In a press release on June 20, 2024, UPS announced it plans to add 100 battery electric delivery vans from Iveco eDaily to its fleet in Paris. The electric vans are part of a bigger plan. UPS expects to have 600 electric delivery vehicles in Europe by the end of the year. The press statement said the electric delivery vans are being “custom made for UPS” and will have a range of up to 142 miles (228 kilometres). “Our customers look to us for efficient, reliable and sustainable supply chain solutions,” says Artur Drenk, UPS sustainability director in Europe, Middle East, Africa and India. “Innovative technology like our EVs ensures that we meet our customers’ needs while reducing our environmental impact.”

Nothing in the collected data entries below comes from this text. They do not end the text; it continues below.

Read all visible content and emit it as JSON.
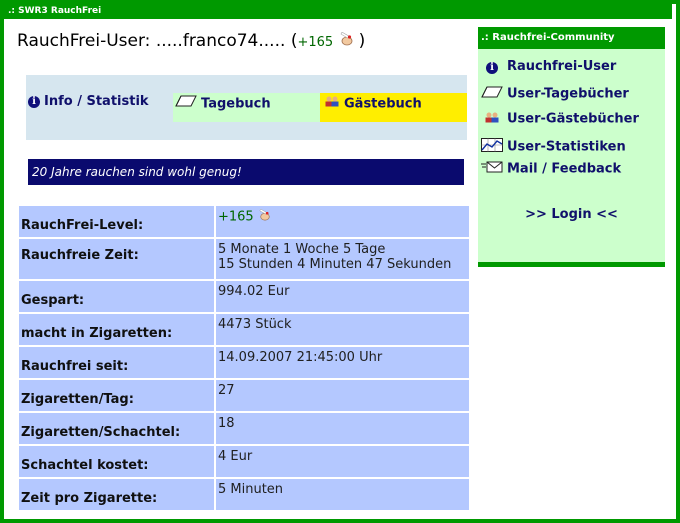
{
  "window": {
    "title": ".: SWR3 RauchFrei"
  },
  "header": {
    "user_label": "RauchFrei-User:",
    "username": ".....franco74.....",
    "paren_open": "(",
    "level": "+165",
    "paren_close": ")"
  },
  "tabs": [
    {
      "label": "Info / Statistik",
      "icon": "info-icon"
    },
    {
      "label": "Tagebuch",
      "icon": "eraser-icon"
    },
    {
      "label": "Gästebuch",
      "icon": "people-icon"
    }
  ],
  "motto": "20 Jahre rauchen sind wohl genug!",
  "stats": [
    {
      "label": "RauchFrei-Level:",
      "value": "+165"
    },
    {
      "label": "Rauchfreie Zeit:",
      "value": "5 Monate 1 Woche 5 Tage",
      "value2": "15 Stunden 4 Minuten 47 Sekunden"
    },
    {
      "label": "Gespart:",
      "value": "994.02 Eur"
    },
    {
      "label": "macht in Zigaretten:",
      "value": "4473 Stück"
    },
    {
      "label": "Rauchfrei seit:",
      "value": "14.09.2007 21:45:00 Uhr"
    },
    {
      "label": "Zigaretten/Tag:",
      "value": "27"
    },
    {
      "label": "Zigaretten/Schachtel:",
      "value": "18"
    },
    {
      "label": "Schachtel kostet:",
      "value": "4 Eur"
    },
    {
      "label": "Zeit pro Zigarette:",
      "value": "5 Minuten"
    }
  ],
  "community": {
    "title": ".: Rauchfrei-Community",
    "items": [
      {
        "label": "Rauchfrei-User",
        "icon": "info-icon"
      },
      {
        "label": "User-Tagebücher",
        "icon": "eraser-icon"
      },
      {
        "label": "User-Gästebücher",
        "icon": "people-icon"
      },
      {
        "label": "User-Statistiken",
        "icon": "chart-icon"
      },
      {
        "label": "Mail / Feedback",
        "icon": "mail-icon"
      }
    ],
    "login": ">> Login <<"
  },
  "colors": {
    "brand_green": "#009900",
    "light_green": "#ccffcc",
    "navy": "#0a0a6e",
    "table_blue": "#b4c8ff",
    "tab_yellow": "#ffee00"
  }
}
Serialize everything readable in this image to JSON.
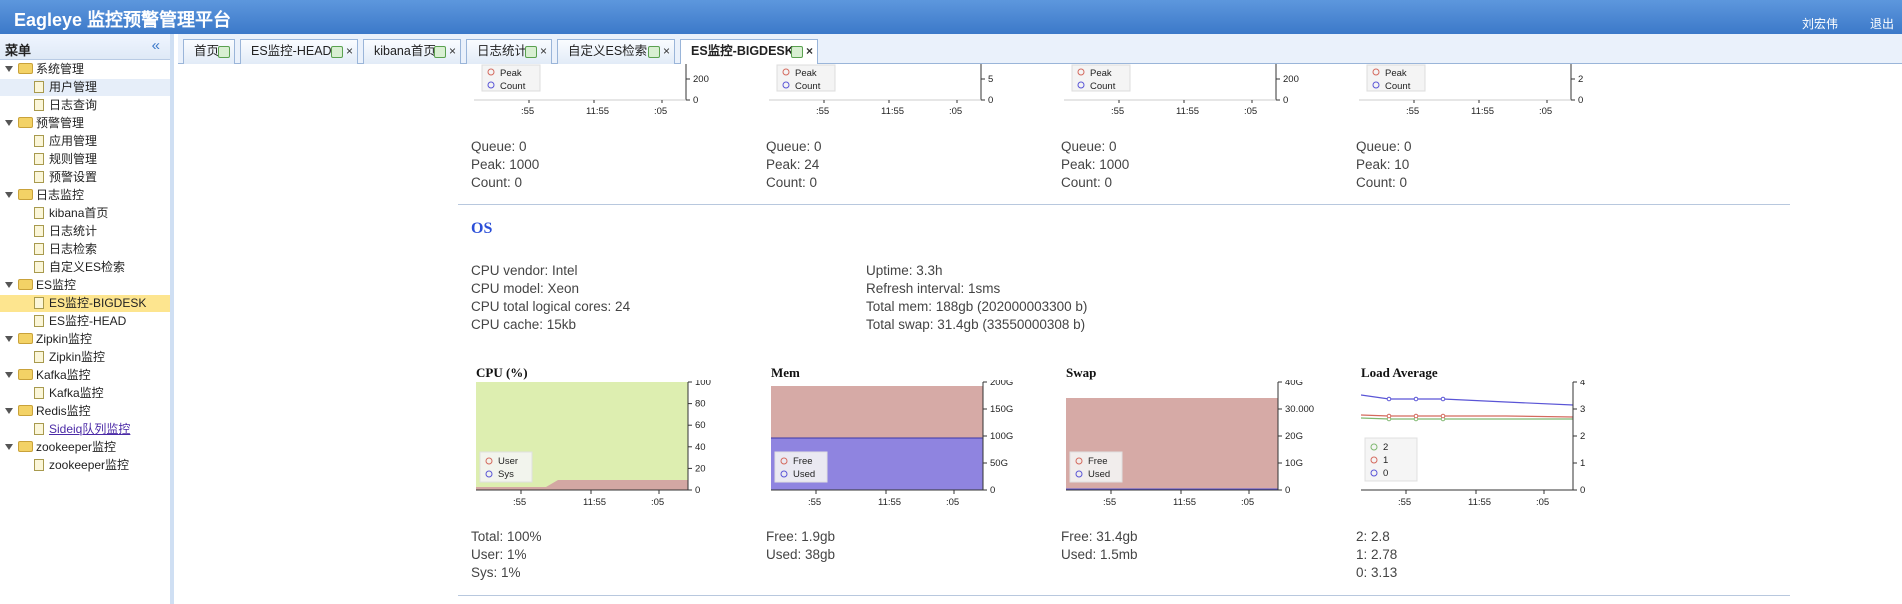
{
  "app": {
    "title": "Eagleye 监控预警管理平台",
    "user": "刘宏伟",
    "logout": "退出"
  },
  "sidebar": {
    "title": "菜单",
    "collapse_icon": "double-chevron-left-icon",
    "groups": [
      {
        "label": "系统管理",
        "items": [
          "用户管理",
          "日志查询"
        ]
      },
      {
        "label": "预警管理",
        "items": [
          "应用管理",
          "规则管理",
          "预警设置"
        ]
      },
      {
        "label": "日志监控",
        "items": [
          "kibana首页",
          "日志统计",
          "日志检索",
          "自定义ES检索"
        ]
      },
      {
        "label": "ES监控",
        "items": [
          "ES监控-BIGDESK",
          "ES监控-HEAD"
        ]
      },
      {
        "label": "Zipkin监控",
        "items": [
          "Zipkin监控"
        ]
      },
      {
        "label": "Kafka监控",
        "items": [
          "Kafka监控"
        ]
      },
      {
        "label": "Redis监控",
        "items": [
          "Sideiq队列监控"
        ]
      },
      {
        "label": "zookeeper监控",
        "items": [
          "zookeeper监控"
        ]
      }
    ]
  },
  "tabs": [
    "首页",
    "ES监控-HEAD",
    "kibana首页",
    "日志统计",
    "自定义ES检索",
    "ES监控-BIGDESK"
  ],
  "threadpools": [
    {
      "legend": [
        "Peak",
        "Count"
      ],
      "yticks": [
        "200",
        "0"
      ],
      "queue": "Queue: 0",
      "peak": "Peak: 1000",
      "count": "Count: 0"
    },
    {
      "legend": [
        "Peak",
        "Count"
      ],
      "yticks": [
        "5",
        "0"
      ],
      "queue": "Queue: 0",
      "peak": "Peak: 24",
      "count": "Count: 0"
    },
    {
      "legend": [
        "Peak",
        "Count"
      ],
      "yticks": [
        "200",
        "0"
      ],
      "queue": "Queue: 0",
      "peak": "Peak: 1000",
      "count": "Count: 0"
    },
    {
      "legend": [
        "Peak",
        "Count"
      ],
      "yticks": [
        "2",
        "0"
      ],
      "queue": "Queue: 0",
      "peak": "Peak: 10",
      "count": "Count: 0"
    }
  ],
  "xticks": [
    ":55",
    "11:55",
    ":05"
  ],
  "os": {
    "title": "OS",
    "left": [
      "CPU vendor: Intel",
      "CPU model: Xeon",
      "CPU total logical cores: 24",
      "CPU cache: 15kb"
    ],
    "right": [
      "Uptime: 3.3h",
      "Refresh interval: 1sms",
      "Total mem: 188gb (202000003300 b)",
      "Total swap: 31.4gb (33550000308 b)"
    ]
  },
  "charts": [
    {
      "title": "CPU (%)",
      "yticks": [
        "100",
        "80",
        "60",
        "40",
        "20",
        "0"
      ],
      "legend": [
        "User",
        "Sys"
      ],
      "colors": [
        "#ddeeb0",
        "#d3a7a3"
      ]
    },
    {
      "title": "Mem",
      "yticks": [
        "200G",
        "150G",
        "100G",
        "50G",
        "0"
      ],
      "legend": [
        "Free",
        "Used"
      ],
      "colors": [
        "#d6aaa6",
        "#8f84e0"
      ]
    },
    {
      "title": "Swap",
      "yticks": [
        "40G",
        "30.000",
        "20G",
        "10G",
        "0"
      ],
      "legend": [
        "Free",
        "Used"
      ],
      "colors": [
        "#d6aaa6",
        "#8f84e0"
      ]
    },
    {
      "title": "Load Average",
      "yticks": [
        "4",
        "3",
        "2",
        "1",
        "0"
      ],
      "legend": [
        "2",
        "1",
        "0"
      ],
      "colors": [
        "#7fb870",
        "#d46a5e",
        "#5a55d6"
      ]
    }
  ],
  "bottom_stats": {
    "cpu": [
      "Total: 100%",
      "User: 1%",
      "Sys: 1%"
    ],
    "mem": [
      "Free: 1.9gb",
      "Used: 38gb"
    ],
    "swap": [
      "Free: 31.4gb",
      "Used: 1.5mb"
    ],
    "load": [
      "2: 2.8",
      "1: 2.78",
      "0: 3.13"
    ]
  }
}
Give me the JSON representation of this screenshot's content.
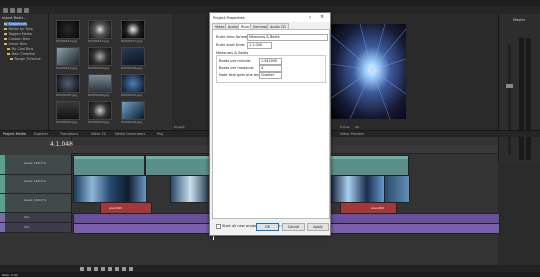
{
  "explorer": {
    "toolbar_label": "Import Media...",
    "tree": [
      {
        "label": "Sequences"
      },
      {
        "label": "Media by Type"
      },
      {
        "label": "Tagged Media"
      },
      {
        "label": "Custom Bins"
      },
      {
        "label": "Smart Bins"
      },
      {
        "label": "My Cool Bins"
      },
      {
        "label": "Main Timeline"
      },
      {
        "label": "Rough Timeline"
      }
    ],
    "thumbs": [
      "DCIM0016.jpg",
      "DCIM0015.jpg",
      "DCIM0013.jpg",
      "DCIM0010.jpg",
      "DCIM0009.jpg",
      "DCIM0008.jpg",
      "DCIM0007.jpg",
      "DCIM0006.jpg",
      "DCIM0005.jpg",
      "DCIM0004.jpg",
      "DCIM0003.jpg",
      "DCIM0002.jpg"
    ]
  },
  "panel_tabs": [
    "Project Media",
    "Explorer",
    "Transitions",
    "Video FX",
    "Media Generators",
    "Proj"
  ],
  "preview_tab": "Video Preview",
  "preview_info": {
    "project": "Project:",
    "preview": "Preview:",
    "display": "Display:",
    "frame": "Frame:",
    "frame_value": "99",
    "display_value": "196x196x32"
  },
  "master": {
    "title": "Master"
  },
  "timeline": {
    "timecode": "4.1.048",
    "tracks": [
      {
        "label": "Level: 100.0 %"
      },
      {
        "label": "Level: 100.0 %"
      },
      {
        "label": "Level: 100.0 %"
      },
      {
        "label": "Vol:"
      },
      {
        "label": "Vol:"
      }
    ],
    "audio_labels": [
      "sound01",
      "sound02"
    ],
    "status_text": "Rate: 0.00"
  },
  "dialog": {
    "title": "Project Properties",
    "close_label": "×",
    "help_label": "?",
    "tabs": [
      "Video",
      "Audio",
      "Ruler",
      "Summary",
      "Audio CD"
    ],
    "active_tab": "Ruler",
    "ruler_time_format_label": "Ruler time format:",
    "ruler_time_format_value": "Measures & Beats",
    "ruler_start_time_label": "Ruler start time:",
    "ruler_start_time_value": "1.1.000",
    "measures_group_label": "Measures & Beats",
    "bpm_label": "Beats per minute:",
    "bpm_value": "1.942000",
    "bpmeasure_label": "Beats per measure:",
    "bpmeasure_value": "4",
    "note_label": "Note that gets one beat:",
    "note_value": "Quarter",
    "start_all_label": "Start all new projects with these settings",
    "ok_label": "OK",
    "cancel_label": "Cancel",
    "apply_label": "Apply"
  }
}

UPS said the new electric delivery vans would be:

  • Good for our customers: These EVs produce zero tailpipe emissions and are allowed to operate in zero-emission zones. That means we can better serve our customers in congested cities … now that’s electric. 😉

  • Good for the planet: Our innovations in sustainability mean we can directly contribute to Paris’s transition to low-carbon mobility and efforts to reduce the city’s carbon footprint by 80 percent by 2050.

The Takeaway

These two stories make it clear that while commercial fleets may want to electrify their delivery vehicles, barriers remain. Range is not usually such an important consideration, as the routes these vans travel are well known and predictable. High initial costs and charging remain challenges, however. While progress has been made on charging infrastructure, much of it does not address the particular needs of bulky vehicles that need more room than ordinary cars and may have charging ports that require longer charging cables.

The lesson here is that the EV revolution for delivery vehicles is progressing, but not as fast as needed to make the conversion to electric delivery vans happen as soon as climate activists might wish. There’s still a long way to go and a short time to get there. One potential bright spot is that the supply of less expensive LFP battery cells is increasing in Europe. Hopefully that will lead to some low-priced delivery vans becoming available soon.